Hundreds of corpses lay piled up around them, shot by German guards before they fled.

Despite the Auschwitz anniversary, however, tomorrow’s Holocaust commemorations will also remember victims of five more recent genocides officially recognised by the UK; in Cambodia, where than two million people were killed by the Khmer Rouge regime between 1975-79; Rwanda, where one million Tutsis were killed by Hutis in the 1994 Civil War; Srebrenica. Bosnia, where 8,000 Bosnian Muslim boys and men were massacred by Bosnian Serb forces in 1995; Sudan, where 250,000 Darfuris were killed between 2003-05, and Iraq, where in 2014 Islamic State jihadists exterminated 400,000 Yazidis.

The Prince of Wales will be in central London, where he will meet with survivors of the genocide in Srebrenica 30 years ago, in which ago 8,000 Bosnian Muslim boys and men were massacred by Bosnian Serb forces, along with others from Auschwitz.

After listening to their stories, Prince William will attend a televised ceremony where he will give a reading and light a candle alongside young representatives from the Holocaust Memorial Day Trust and other partner organisations.

The ceremony will be broadcast live on BBC1 at 7pm.

Other survivors from Auschwitz and Bosnia will be giving talks tomorrow and throughout the week as part of a nationwide programme of remembrance in more than 700 towns and cities in England, Wales, Northern Ireland and Scotland.

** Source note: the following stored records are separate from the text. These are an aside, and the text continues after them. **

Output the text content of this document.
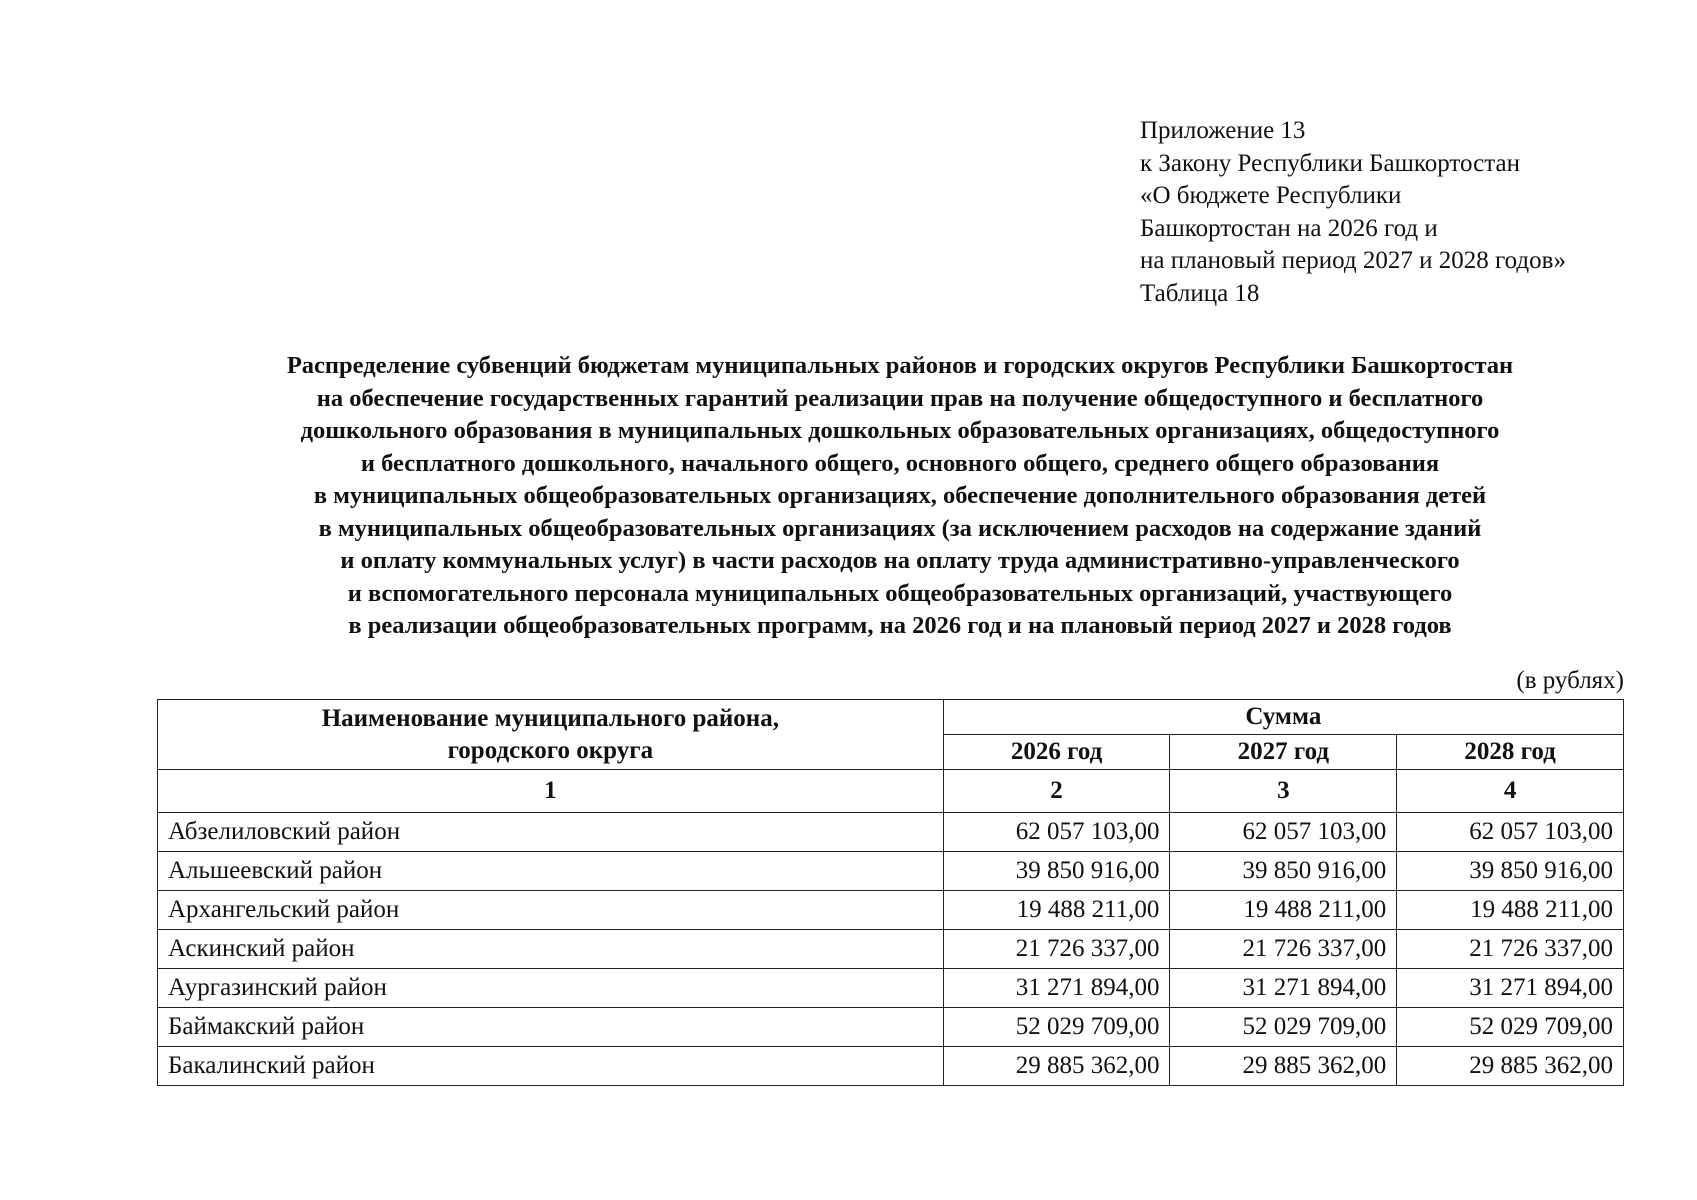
Приложение 13
к Закону Республики Башкортостан
«О бюджете Республики
Башкортостан на 2026 год и
на плановый период 2027 и 2028 годов»
Таблица 18
Распределение субвенций бюджетам муниципальных районов и городских округов Республики Башкортостан
на обеспечение государственных гарантий реализации прав на получение общедоступного и бесплатного
дошкольного образования в муниципальных дошкольных образовательных организациях, общедоступного
и бесплатного дошкольного, начального общего, основного общего, среднего общего образования
в муниципальных общеобразовательных организациях, обеспечение дополнительного образования детей
в муниципальных общеобразовательных организациях (за исключением расходов на содержание зданий
и оплату коммунальных услуг) в части расходов на оплату труда административно-управленческого
и вспомогательного персонала муниципальных общеобразовательных организаций, участвующего
в реализации общеобразовательных программ, на 2026 год и на плановый период 2027 и 2028 годов
(в рублях)
Наименование муниципального района,
городского округа	Сумма		
	2026 год	2027 год	2028 год
1	2	3	4
Абзелиловский район	62 057 103,00	62 057 103,00	62 057 103,00
Альшеевский район	39 850 916,00	39 850 916,00	39 850 916,00
Архангельский район	19 488 211,00	19 488 211,00	19 488 211,00
Аскинский район	21 726 337,00	21 726 337,00	21 726 337,00
Аургазинский район	31 271 894,00	31 271 894,00	31 271 894,00
Баймакский район	52 029 709,00	52 029 709,00	52 029 709,00
Бакалинский район	29 885 362,00	29 885 362,00	29 885 362,00
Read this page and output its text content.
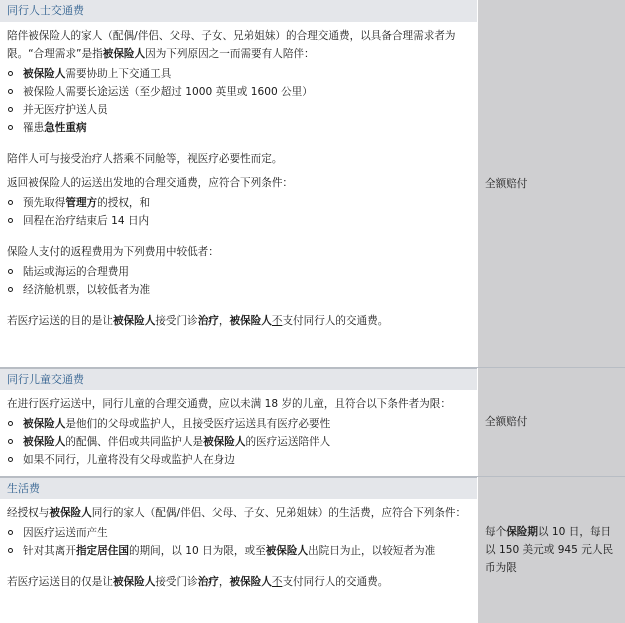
同行人士交通费

陪伴被保险人的家人（配偶/伴侣、父母、子女、兄弟姐妹）的合理交通费，以具备合理需求者为限。“合理需求”是指被保险人因为下列原因之一而需要有人陪伴：

被保险人需要协助上下交通工具
被保险人需要长途运送（至少超过 1000 英里或 1600 公里）
并无医疗护送人员
罹患急性重病

陪伴人可与接受治疗人搭乘不同舱等，视医疗必要性而定。

返回被保险人的运送出发地的合理交通费，应符合下列条件：

预先取得管理方的授权，和
回程在治疗结束后 14 日内

保险人支付的返程费用为下列费用中较低者：

陆运或海运的合理费用
经济舱机票，以较低者为准

若医疗运送的目的是让被保险人接受门诊治疗，被保险人不支付同行人的交通费。

全额赔付

同行儿童交通费

在进行医疗运送中，同行儿童的合理交通费，应以未满 18 岁的儿童，且符合以下条件者为限：

被保险人是他们的父母或监护人，且接受医疗运送具有医疗必要性
被保险人的配偶、伴侣或共同监护人是被保险人的医疗运送陪伴人
如果不同行，儿童将没有父母或监护人在身边

全额赔付

生活费

经授权与被保险人同行的家人（配偶/伴侣、父母、子女、兄弟姐妹）的生活费，应符合下列条件：

因医疗运送而产生
针对其离开指定居住国的期间，以 10 日为限，或至被保险人出院日为止，以较短者为准

若医疗运送目的仅是让被保险人接受门诊治疗，被保险人不支付同行人的交通费。

每个保险期以 10 日，每日以 150 美元或 945 元人民币为限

The programme, organised by the Holocaust Memorial Day Trust charity, will range from ceremonies to film showings, school talks, performances and even sporting events.

Olivia Marks-Woldman OBE, ceo of the Holocaust Memorial Day Trust, said, “This year’s UK Ceremony, where we welcome Holocaust and genocide survivors alongside the nation’s political, faith and civic leadership. provides a focal point for the nation’s commemorations.

“Eighty years after the liberation of Auschwitz-Birkenau, it’s our responsibility to carry forward the legacy of the survivors, honour the memory of those who were murdered, and stand resolutely against those who deny the truth or fuel prejudice and intolerance today.

“In a world increasingly vulnerable to division and bias, HMD calls on us all to reflect and learn lessons that inspire action towards a better future.”